Bob Gilmore (1961–2015) was a musicologist, educator and keyboard player. Born in Carrickfergus, Northern Ireland, he studied at York University, Queen's University Belfast, and at the University of California. His books include Harry Partch: a biography (Yale University Press, 1998) and Ben Johnston: Maximum Clarity and other writings on music (University of Illinois Press, 2006), both of which were recipients of the Deems Taylor Award from ASCAP. He wrote extensively on the American experimental tradition, microtonal music and spectral music, including the work of such figures as James Tenney, Horațiu Rădulescu, Claude Vivier, and Frank Denyer. Bob Gilmore taught at Queens University, Belfast, Dartington College of Arts, Brunel University in London, and was a Research Fellow at the Orpheus Institute in Ghent.
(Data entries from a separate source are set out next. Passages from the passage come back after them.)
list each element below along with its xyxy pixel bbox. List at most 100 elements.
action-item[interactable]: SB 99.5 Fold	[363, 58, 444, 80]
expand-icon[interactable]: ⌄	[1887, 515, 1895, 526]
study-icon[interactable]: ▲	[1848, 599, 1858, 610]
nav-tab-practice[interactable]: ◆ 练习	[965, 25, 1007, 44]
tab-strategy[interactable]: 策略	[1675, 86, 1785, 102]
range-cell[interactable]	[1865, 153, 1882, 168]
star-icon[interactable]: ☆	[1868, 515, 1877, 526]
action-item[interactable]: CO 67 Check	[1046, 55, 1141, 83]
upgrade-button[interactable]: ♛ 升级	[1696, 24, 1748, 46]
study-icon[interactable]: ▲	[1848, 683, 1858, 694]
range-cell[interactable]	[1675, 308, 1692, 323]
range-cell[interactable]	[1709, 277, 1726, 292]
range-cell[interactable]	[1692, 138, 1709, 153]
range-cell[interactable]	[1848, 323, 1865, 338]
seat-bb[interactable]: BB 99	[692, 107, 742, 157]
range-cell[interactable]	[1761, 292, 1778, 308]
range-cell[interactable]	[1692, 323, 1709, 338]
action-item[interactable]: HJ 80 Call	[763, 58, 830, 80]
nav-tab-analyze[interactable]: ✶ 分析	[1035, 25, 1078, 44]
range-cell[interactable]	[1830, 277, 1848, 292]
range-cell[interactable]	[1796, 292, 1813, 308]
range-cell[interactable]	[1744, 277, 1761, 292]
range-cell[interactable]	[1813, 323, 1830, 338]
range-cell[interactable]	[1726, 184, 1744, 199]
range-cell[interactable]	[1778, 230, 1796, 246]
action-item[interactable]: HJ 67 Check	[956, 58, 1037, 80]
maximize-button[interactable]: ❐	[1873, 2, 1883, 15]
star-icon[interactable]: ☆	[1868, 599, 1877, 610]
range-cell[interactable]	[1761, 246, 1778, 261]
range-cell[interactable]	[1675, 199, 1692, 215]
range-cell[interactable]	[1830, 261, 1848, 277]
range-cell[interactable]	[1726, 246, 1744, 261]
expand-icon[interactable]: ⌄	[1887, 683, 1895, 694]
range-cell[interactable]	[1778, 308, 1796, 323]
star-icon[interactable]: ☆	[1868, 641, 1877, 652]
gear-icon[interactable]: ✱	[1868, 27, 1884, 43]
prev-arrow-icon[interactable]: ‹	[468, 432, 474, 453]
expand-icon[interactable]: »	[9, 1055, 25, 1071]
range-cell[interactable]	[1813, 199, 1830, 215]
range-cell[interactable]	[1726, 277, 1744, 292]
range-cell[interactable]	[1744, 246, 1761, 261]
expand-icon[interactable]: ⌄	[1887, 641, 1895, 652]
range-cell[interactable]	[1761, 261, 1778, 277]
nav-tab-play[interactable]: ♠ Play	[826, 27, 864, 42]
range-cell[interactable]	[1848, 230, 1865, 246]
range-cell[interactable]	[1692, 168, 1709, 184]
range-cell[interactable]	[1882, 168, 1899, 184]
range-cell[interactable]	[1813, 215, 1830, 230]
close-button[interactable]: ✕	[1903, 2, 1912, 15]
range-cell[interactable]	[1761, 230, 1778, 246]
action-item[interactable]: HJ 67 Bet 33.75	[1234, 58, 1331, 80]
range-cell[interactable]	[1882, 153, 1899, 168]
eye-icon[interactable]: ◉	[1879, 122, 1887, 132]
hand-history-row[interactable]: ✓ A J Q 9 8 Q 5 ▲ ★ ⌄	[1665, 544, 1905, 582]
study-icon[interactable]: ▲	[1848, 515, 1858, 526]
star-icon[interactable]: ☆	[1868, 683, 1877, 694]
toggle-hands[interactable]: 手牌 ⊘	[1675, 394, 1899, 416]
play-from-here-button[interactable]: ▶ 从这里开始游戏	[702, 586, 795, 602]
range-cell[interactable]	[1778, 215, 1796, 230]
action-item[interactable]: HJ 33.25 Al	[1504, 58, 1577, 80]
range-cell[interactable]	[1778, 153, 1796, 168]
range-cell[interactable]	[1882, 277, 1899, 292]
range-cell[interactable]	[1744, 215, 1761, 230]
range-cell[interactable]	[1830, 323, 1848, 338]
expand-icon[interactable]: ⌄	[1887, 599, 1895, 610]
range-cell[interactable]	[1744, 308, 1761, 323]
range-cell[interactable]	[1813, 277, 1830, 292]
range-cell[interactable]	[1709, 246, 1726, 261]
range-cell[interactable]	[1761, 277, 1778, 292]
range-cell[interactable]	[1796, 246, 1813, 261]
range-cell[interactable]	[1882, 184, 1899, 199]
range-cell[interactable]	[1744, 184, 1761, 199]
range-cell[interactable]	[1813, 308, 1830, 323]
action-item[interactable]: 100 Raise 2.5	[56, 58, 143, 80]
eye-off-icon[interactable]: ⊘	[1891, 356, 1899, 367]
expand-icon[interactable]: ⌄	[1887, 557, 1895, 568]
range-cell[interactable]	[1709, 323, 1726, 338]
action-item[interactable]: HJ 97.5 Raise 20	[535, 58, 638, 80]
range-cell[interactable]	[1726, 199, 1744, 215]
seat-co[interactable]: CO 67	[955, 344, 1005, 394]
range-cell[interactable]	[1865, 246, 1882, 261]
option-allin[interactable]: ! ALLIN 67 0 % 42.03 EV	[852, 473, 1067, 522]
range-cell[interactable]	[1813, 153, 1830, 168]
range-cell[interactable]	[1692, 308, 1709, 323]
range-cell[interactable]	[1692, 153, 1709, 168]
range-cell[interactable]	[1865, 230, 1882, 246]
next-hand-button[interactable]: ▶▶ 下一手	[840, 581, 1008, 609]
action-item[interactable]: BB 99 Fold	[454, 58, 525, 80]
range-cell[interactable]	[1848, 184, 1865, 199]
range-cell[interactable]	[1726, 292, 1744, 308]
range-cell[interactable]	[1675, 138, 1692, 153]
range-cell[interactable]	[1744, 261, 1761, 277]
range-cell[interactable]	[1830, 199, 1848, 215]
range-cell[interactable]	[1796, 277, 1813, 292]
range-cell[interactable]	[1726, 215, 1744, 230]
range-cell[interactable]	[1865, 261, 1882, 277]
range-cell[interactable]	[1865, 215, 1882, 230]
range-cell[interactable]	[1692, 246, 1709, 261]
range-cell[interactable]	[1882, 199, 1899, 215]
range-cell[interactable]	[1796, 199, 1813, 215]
He was the founder, director and keyboard player of Trio Scordatura, an Amsterdam-based ensemble dedicated to the performance of microtonal music, and for the year 2014 was the Editor of Tempo, a quarterly journal of new music. His biography of French-Canadian composer Claude Vivier was published by University of Rochester Press in June 2014. Between 2005 and 2012, Bob Gilmore published several articles in The Journal of Music.